O trabalho da igreja é preparar a pessoa para morrer melhor, para estar com Cristo, onde é incomparavelmente melhor. Nem por isso a igreja pode ignorar o sofrimento. Por causa deste Cristo a igreja atua firme e de forma abundante e diligente para diminuir o sofrimento. O trabalho da igreja não se limita ao campo físico e material. Ela aponta para Cristo, o Salvador. A igreja quer o que Jesus quer – a salvação das pessoas. As ações de misericórdia abrem portas, marcam a vida das pessoas, mostram a bondade de Deus e exercitam a fé do cristão. As ações são a fé ativa no amor. Mas o trabalho da igreja segue: ela anuncia Jesus para que a fé venha pelo ouvir.
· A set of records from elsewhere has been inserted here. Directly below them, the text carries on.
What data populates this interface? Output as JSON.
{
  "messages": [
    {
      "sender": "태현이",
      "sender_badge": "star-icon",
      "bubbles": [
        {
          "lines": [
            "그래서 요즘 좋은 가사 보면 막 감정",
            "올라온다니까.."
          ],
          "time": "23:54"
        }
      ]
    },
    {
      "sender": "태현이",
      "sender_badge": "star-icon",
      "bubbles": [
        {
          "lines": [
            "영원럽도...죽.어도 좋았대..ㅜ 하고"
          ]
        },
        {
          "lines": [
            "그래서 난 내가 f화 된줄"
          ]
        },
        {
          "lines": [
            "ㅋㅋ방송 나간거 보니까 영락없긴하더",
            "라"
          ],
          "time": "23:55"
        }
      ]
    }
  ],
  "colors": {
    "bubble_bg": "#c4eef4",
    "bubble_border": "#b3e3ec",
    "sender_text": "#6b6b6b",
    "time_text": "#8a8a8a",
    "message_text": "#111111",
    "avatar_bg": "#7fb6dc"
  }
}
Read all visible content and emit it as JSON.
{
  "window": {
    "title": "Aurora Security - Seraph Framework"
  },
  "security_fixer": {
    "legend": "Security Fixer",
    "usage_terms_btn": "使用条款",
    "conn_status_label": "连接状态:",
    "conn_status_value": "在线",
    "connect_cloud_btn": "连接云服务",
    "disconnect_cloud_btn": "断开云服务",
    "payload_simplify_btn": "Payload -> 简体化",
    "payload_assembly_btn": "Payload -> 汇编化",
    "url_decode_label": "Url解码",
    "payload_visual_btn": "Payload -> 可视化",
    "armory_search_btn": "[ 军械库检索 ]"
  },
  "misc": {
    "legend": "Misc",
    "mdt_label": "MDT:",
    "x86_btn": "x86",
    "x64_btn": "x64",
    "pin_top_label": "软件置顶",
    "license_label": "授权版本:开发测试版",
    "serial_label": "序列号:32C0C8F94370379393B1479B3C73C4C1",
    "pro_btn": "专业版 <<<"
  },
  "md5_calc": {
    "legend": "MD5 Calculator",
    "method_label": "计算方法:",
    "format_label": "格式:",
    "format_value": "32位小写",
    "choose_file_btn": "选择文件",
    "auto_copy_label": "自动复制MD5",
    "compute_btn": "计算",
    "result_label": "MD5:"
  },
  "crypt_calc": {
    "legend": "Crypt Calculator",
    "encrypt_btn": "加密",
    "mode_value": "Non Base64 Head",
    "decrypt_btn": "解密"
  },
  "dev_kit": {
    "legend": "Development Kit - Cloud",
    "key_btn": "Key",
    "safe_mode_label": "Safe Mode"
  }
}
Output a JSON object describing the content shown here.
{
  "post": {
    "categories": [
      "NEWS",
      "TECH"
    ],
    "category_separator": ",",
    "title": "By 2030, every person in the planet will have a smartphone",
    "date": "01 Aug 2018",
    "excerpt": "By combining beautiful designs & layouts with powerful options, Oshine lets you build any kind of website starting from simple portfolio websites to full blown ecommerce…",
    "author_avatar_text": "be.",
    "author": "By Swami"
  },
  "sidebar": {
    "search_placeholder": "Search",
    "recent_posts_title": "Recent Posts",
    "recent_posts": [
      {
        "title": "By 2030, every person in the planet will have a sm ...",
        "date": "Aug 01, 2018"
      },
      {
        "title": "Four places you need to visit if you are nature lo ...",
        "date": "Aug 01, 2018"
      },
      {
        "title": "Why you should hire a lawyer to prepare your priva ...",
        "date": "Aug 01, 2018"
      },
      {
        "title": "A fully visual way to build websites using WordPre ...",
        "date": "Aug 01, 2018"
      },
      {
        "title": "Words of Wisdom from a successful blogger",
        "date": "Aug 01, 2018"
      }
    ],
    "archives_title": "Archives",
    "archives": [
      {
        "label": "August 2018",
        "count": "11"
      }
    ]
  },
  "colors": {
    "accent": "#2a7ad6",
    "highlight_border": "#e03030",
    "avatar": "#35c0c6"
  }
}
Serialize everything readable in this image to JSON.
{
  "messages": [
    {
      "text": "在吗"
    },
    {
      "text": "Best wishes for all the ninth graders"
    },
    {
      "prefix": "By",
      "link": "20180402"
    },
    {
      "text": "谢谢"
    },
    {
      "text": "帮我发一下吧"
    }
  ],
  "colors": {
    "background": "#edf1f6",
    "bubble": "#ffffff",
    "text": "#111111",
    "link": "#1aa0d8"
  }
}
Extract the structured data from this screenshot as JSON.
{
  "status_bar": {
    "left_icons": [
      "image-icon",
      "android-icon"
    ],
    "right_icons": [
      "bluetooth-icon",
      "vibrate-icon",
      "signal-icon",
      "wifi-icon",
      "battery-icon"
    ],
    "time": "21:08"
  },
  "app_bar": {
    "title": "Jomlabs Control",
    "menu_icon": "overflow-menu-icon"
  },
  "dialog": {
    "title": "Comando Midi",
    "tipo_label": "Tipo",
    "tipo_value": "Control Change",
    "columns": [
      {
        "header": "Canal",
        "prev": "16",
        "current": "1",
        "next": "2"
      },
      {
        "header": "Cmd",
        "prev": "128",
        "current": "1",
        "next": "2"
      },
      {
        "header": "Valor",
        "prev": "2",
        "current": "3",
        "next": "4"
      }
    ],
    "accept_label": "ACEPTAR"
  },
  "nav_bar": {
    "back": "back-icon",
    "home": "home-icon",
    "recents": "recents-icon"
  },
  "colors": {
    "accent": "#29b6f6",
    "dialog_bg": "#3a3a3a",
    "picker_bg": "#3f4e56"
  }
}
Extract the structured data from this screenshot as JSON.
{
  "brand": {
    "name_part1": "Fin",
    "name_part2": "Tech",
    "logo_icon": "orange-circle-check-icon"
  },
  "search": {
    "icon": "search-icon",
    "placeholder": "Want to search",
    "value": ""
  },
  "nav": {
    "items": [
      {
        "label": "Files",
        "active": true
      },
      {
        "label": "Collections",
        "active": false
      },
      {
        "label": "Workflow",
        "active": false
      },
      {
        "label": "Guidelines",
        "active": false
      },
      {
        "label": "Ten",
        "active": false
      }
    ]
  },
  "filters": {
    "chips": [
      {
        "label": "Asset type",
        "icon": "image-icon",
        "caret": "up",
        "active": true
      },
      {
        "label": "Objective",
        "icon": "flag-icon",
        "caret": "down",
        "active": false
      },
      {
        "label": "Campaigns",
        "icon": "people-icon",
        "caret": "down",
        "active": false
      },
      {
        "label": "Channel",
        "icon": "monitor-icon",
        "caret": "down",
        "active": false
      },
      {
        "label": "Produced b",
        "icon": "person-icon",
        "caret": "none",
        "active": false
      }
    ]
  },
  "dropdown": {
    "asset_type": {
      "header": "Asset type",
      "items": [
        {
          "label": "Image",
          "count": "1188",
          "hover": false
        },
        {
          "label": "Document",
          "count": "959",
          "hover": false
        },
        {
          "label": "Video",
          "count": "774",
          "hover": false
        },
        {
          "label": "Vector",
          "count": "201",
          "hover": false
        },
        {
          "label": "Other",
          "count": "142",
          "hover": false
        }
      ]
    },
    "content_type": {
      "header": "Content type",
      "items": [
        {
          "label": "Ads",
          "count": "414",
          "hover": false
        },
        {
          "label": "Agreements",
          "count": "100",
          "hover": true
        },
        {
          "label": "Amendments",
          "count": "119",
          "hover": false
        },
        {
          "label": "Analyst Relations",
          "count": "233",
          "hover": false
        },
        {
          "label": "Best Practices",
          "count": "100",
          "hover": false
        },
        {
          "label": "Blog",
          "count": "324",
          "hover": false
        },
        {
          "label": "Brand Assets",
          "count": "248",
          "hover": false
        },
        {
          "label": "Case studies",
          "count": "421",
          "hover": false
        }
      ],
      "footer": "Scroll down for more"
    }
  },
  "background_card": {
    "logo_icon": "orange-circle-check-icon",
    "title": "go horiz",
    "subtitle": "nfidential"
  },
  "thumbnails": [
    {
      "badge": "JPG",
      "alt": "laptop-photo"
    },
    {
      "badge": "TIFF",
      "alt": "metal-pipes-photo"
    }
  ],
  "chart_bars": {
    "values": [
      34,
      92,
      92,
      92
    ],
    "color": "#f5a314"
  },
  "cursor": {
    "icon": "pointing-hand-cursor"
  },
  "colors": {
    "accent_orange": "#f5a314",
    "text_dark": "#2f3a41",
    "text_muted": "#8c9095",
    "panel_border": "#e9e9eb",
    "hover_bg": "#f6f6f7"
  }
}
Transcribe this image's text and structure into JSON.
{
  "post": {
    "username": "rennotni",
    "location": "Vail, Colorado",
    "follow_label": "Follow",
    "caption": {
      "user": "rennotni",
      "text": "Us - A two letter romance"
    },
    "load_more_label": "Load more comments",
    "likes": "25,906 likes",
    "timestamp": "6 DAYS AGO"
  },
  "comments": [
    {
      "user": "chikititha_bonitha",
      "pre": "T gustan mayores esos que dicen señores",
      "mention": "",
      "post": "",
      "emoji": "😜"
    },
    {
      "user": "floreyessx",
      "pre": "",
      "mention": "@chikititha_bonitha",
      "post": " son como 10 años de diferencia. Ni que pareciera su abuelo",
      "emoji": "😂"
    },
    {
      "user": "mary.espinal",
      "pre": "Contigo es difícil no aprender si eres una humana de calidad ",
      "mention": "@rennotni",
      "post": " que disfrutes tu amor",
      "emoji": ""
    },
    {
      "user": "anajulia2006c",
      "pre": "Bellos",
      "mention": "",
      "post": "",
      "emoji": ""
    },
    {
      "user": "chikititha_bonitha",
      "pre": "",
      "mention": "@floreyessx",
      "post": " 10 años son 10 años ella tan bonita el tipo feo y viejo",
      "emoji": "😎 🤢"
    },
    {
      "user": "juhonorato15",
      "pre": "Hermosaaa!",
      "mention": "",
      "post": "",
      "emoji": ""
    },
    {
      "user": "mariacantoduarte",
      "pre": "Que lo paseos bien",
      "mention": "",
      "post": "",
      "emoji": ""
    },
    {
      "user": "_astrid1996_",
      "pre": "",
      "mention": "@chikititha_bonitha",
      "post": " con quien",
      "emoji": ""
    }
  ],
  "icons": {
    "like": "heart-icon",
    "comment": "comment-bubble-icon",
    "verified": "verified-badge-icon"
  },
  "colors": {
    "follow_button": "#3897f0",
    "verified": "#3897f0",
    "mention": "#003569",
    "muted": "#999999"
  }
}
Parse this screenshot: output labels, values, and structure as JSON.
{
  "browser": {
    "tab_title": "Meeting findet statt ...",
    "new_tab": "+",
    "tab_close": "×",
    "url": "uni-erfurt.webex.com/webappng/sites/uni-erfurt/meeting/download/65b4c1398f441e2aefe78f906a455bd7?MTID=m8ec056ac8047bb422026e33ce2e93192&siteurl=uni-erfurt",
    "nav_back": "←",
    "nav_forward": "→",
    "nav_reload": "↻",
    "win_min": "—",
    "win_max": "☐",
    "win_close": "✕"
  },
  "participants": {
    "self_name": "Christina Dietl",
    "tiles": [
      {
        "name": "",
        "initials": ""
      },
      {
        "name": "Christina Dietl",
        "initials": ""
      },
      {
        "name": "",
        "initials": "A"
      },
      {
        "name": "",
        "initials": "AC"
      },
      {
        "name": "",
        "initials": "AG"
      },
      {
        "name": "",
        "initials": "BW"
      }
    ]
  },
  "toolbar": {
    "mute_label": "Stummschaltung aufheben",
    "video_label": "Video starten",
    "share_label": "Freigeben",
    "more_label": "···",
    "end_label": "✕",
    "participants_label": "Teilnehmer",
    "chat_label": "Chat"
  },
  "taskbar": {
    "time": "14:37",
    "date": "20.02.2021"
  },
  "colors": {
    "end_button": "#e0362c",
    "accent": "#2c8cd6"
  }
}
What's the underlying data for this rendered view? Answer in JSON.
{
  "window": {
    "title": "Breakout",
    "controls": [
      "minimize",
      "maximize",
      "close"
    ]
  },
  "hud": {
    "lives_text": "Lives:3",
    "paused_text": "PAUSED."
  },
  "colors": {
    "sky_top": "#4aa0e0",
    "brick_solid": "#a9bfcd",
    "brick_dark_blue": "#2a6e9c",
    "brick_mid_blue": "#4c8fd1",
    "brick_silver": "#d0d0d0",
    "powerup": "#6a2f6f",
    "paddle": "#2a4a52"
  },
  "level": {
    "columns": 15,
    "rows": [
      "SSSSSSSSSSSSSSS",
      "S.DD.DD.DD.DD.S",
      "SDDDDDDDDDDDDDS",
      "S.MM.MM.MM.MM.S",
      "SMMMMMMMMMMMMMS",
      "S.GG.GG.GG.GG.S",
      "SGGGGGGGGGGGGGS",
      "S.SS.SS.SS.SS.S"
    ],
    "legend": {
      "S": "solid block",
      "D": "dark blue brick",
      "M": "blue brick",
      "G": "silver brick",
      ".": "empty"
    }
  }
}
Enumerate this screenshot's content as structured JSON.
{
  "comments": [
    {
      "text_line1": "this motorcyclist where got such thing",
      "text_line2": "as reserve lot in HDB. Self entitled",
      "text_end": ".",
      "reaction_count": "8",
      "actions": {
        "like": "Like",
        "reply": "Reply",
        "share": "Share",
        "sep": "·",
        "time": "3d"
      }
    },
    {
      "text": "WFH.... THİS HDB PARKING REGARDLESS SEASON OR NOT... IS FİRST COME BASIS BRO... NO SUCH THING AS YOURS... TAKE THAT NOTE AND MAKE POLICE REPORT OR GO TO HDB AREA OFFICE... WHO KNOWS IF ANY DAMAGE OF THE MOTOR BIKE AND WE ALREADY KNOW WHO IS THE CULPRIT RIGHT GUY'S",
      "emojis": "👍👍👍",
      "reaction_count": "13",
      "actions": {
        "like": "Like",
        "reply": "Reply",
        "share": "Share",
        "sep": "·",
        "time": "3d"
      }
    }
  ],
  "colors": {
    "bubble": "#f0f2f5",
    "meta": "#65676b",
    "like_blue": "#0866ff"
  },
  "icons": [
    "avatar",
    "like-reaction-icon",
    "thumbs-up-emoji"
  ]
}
As obras de misericórdia podem ser feitas por todas as pessoas, e elas não salvam a quem as realiza ou a quem as recebe. Só Jesus salva. Por isso, o trabalho da igreja em todas as suas ações, das menores às maiores, mostra Cristo, o Salvador. Cada congregação precisa agir com sabedoria para que todas as pessoas que receberam apoio sintam que a igreja as quer no culto, integradas ao corpo de Cristo e tomando a ceia diante do altar, mediante a devida instrução e profissão de fé.
Deus está fazendo grandes coisas por meio de nós. Ele agiu por nós, nos salvando na cruz. Ele age em nós por meio da Palavra e do sacramento, nos mantendo nesta nova vida. Jesus age por meio de nós, cuidando de toda a criação, em todos os lugares, em todos os momentos, até nos mais cruciais.
E A IGREJA? Ela estava no lugar antes do desastre. Ela está no lugar atuante durante o desastre e ela permanece atuante depois do desastre, porque Cristo é o mesmo ontem, hoje e para sempre. E a igreja foi instituída para que o povo possa ver o Cristo ressuscitado e por ele ser servido com misericórdia para a salvação.
Que Deus abençoe a sua vida, seu trabalho e engajamento. Por causa da cruz de Cristo, a misericórdia de Deus chega às pessoas por meio de cada um de nós.